Cyril Trimaille, Christophe Pereira, Karima Ziamari et Médéric Gasquet-Cyrus, Sociolinguistique des pratiques langagières de jeunes. Faire genre, faire style, faire groupe autour de la Méditerranée

Grenoble, UGA Éditions, 2020, 218 p.
Gudrun Ledegen
Référence(s) :

Cyril Trimaille, Christophe Pereira, Karima Ziamari et Médéric Gasquet-Cyrus, Sociolinguistique des pratiques langagières de jeunes. Faire genre, faire style, faire groupe autour de la Méditerranée, Grenoble, UGA Éditions, 2020, 218 p.

Texte intégral

1L’ouvrage porte sur divers aspects des usages juvéniles qui sont analysés linguistiquement et sociolinguistiquement ; il réunit des chercheures et chercheurs avec des ancrages disciplinaires complémentaires — sociolinguistique, dialectologie arabe et anthropologie linguistique — sur les terrains du Maroc, de la Libye et de la France approchés de façon comparative et contrastée : les contextes sociaux et idéologiques y produisent des positionnements et des identités différents, en particulier en ce qui concerne les relations de genre.

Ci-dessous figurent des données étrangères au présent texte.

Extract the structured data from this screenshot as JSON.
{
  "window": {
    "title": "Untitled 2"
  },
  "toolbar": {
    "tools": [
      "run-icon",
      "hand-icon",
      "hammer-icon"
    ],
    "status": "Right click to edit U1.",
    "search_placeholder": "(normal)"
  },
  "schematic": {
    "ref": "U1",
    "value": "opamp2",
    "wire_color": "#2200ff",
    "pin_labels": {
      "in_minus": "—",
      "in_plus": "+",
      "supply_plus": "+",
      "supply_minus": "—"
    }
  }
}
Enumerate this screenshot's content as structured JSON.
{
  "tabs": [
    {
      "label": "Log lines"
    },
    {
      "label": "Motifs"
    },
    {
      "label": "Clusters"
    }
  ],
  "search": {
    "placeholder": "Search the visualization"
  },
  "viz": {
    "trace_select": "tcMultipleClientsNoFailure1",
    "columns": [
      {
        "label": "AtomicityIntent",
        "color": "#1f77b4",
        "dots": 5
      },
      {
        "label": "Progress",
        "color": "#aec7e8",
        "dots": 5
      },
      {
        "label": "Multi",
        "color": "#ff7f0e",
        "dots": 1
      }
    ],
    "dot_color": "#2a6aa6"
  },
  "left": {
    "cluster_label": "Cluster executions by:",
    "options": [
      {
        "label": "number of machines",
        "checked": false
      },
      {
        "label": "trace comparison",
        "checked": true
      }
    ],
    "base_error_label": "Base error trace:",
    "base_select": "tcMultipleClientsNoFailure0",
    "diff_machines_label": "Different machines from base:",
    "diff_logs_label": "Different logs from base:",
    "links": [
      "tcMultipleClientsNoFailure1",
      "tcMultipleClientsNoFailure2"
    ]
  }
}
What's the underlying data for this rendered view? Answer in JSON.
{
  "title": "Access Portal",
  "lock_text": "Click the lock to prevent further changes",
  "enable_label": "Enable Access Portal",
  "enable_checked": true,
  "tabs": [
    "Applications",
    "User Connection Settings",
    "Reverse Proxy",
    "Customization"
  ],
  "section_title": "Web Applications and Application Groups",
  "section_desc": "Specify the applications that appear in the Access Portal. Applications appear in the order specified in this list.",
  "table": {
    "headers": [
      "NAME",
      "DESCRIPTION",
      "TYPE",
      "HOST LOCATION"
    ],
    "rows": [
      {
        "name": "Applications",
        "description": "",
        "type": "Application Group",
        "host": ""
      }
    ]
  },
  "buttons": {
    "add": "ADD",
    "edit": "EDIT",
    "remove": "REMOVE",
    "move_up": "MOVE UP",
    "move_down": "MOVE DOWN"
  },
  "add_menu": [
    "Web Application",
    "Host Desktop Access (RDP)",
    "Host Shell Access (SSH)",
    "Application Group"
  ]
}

2L’ouvrage est organisé en une introduction par Cyril Trimaille, et quatre chapitres : le premier intitulé Matériaux d’enquêtes autour des « usages jeunes » dans quatre villes marocaines. Casablanca, Meknès, Tétouan, Marrakech, coécrit par Karima Ziamari, Dominique Caubet, Catherine Miller et Angeles Vicente ; le deuxième portant comme titre La construction socio-langagière du genre : jeunes hommes libyens, jeunes femmes marocaines et rapport à la masculinité, cosigné par Claudine Moïse, Christophe Pereira, Angeles Vicente et Karima Ziamari ; le troisième par Cécile Evers, intitulé Parler « payot » vs « castellanois ». Pratiques vernaculaires, insultes de genre et contrôle social entre jeunes des quartiers nord de Marseille et enfin, le quatrième au titre « C’est celui qui le dit qui l’est ». Interactions adolescentes et expression de soi, sous les plumes de Laurence Buson, Claudine Moïse et Cyril Trimaille. Les analyses sont pour les trois premiers chapitres menés au prisme du genre, donnant une intéressante comparaison entre les terrains et les études, d’autant que la majorité des corpus oraux (et écrits numériques pour le chapitre 1) ont été obtenus dans des contextes de proximité ou d’interactions assez libres.

3Le chapitre 1 présente donc des pratiques de jeunes au Maroc des années 2000 dans quatre villes. Les auteurs étudient un grand nombre d’aspects linguistiques (phonétique, lexique, syntaxe, pragmatique et contacts de langue avec les dialectes locaux et l’espagnol au nord) : ainsi, le fort intéressant terme bogos, du français beau gosse, « un beau mec », qui se déploie au féminin mais aussi sous forme de verbe, ou encore l’instructive étude des jeux de rime attestant d’une grande habileté verbale, laquelle s’inscrit dans la tradition orale très ancrée dans la société marocaine. Le point 4 réunit des remarques sociolinguistiques fort judicieuses sur les traits exposés auparavant, qui confèrent un caractère « viril », « rugueux » à l’« accent jeune », aussi bien chez les garçons que chez les filles. À noter, la difficile distinction entre « parler populaire » et « parler jeune » pointée ici, qui sera travaillée plus en avant dans le chapitre 3.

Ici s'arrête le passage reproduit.